# Honda Generator Scam



## MrWhoopee (Oct 29, 2020)

I'm seeing similar ads all over the country. I don't know what the scam is, but this is an expensive generator, selling for 4-8 times the listed price.


----------



## CuriousRambler (Oct 29, 2020)

I'll second this. The smaller EU2200's pop up a LOT in scams. They occasionally come up locally for $750NIB, which is a _screaming_ deal, but I have two friends who have picked them up at that price and they're fully functional. I've been holding out to catch the same local deal. Broke down and bought one off eBay for that price and got scammed.
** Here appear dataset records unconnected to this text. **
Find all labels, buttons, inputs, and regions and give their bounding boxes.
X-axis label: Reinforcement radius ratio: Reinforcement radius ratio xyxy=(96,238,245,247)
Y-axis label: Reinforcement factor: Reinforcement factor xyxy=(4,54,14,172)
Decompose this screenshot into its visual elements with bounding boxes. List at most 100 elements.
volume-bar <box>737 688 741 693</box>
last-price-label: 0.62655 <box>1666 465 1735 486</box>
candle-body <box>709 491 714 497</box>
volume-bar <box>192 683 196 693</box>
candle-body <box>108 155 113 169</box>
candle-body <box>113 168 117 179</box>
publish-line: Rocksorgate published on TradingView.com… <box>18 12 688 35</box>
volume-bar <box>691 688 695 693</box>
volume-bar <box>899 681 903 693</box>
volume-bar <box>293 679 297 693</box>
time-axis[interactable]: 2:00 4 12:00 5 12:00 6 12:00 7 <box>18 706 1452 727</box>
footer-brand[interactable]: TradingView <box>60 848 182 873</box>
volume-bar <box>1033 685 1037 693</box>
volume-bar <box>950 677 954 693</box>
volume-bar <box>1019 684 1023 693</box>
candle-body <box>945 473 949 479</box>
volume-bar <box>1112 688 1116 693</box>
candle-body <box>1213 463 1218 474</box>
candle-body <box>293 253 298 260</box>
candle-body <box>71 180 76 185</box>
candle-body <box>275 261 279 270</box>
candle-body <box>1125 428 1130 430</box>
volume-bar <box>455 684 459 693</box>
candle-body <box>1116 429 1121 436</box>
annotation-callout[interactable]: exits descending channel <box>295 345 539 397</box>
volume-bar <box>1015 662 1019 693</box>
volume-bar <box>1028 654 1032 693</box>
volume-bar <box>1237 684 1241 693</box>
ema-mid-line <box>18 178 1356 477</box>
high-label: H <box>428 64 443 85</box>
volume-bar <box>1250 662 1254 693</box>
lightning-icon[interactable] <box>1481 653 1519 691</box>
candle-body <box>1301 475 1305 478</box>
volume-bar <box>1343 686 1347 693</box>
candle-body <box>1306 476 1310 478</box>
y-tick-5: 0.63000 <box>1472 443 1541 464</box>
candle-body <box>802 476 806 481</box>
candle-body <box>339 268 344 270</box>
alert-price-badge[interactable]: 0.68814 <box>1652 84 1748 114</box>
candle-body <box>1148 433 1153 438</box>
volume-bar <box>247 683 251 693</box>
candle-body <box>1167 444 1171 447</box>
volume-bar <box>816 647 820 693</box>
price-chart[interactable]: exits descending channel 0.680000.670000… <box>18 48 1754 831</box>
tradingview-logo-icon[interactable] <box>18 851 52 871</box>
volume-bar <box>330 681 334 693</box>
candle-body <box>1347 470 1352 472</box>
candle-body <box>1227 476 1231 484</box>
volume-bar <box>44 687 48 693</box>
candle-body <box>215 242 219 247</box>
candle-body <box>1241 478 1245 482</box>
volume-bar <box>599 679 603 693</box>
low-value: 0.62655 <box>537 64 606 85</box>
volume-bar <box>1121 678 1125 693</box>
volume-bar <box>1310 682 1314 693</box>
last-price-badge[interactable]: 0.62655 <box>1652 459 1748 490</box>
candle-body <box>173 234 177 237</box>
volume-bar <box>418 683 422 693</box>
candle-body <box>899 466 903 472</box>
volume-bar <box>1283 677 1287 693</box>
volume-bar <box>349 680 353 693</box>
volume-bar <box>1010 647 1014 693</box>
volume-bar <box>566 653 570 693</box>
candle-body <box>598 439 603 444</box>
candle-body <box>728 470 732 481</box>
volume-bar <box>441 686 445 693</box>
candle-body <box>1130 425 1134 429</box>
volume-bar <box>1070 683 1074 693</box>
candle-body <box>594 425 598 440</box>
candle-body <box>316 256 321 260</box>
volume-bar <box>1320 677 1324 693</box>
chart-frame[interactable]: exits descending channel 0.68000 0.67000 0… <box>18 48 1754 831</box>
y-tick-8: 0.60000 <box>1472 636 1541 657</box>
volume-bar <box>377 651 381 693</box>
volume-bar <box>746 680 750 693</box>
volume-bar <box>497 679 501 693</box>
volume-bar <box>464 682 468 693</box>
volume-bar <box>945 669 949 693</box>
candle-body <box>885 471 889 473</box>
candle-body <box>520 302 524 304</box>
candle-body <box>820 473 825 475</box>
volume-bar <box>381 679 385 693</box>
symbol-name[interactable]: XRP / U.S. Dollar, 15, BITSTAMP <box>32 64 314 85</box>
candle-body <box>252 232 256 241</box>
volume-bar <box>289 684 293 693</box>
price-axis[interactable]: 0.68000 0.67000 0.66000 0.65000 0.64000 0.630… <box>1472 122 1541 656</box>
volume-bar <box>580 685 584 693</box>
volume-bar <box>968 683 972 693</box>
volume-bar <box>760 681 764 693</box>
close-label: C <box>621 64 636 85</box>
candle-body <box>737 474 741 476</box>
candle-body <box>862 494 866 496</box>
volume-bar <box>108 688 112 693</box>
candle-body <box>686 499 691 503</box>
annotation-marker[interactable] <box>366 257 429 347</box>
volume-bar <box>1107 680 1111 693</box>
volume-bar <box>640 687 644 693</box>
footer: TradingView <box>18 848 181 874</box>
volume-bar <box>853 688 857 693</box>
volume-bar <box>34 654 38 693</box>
Paypal and eBay wouldn't refund the purchase, even though the seller's account absolutely FLOODED with negative feedback stating "generator scam" right after I got scammed (up to then, all positive feedback). Took me a couple of months to get refunded by a sympathetic paypal employee, who admitted it wasn't in line with Paypal's refund policy, because the seller knew the system and shipped "something" to my city. FedEx confirmed it wasn't addressed to me, or my house, but couldn't give me any other info since it wasn't addressed to me. All eBay's tracking sees is "Delivered to <correct city>." which ebay/paypal count as "proof" you received the item. Lots of folks in feedback saying they received Hallmark cards thanking them for their money. Paypal and ebay *both* banned the seller, but still refused to refund my money. It was daily phone calls until I got the one decent human at paypal to break with the script and send my money back.

If it sounds too good to be true, it probably is. I've since passed on a couple local $750 listings on the same generator because it just doesn't feel right.


----------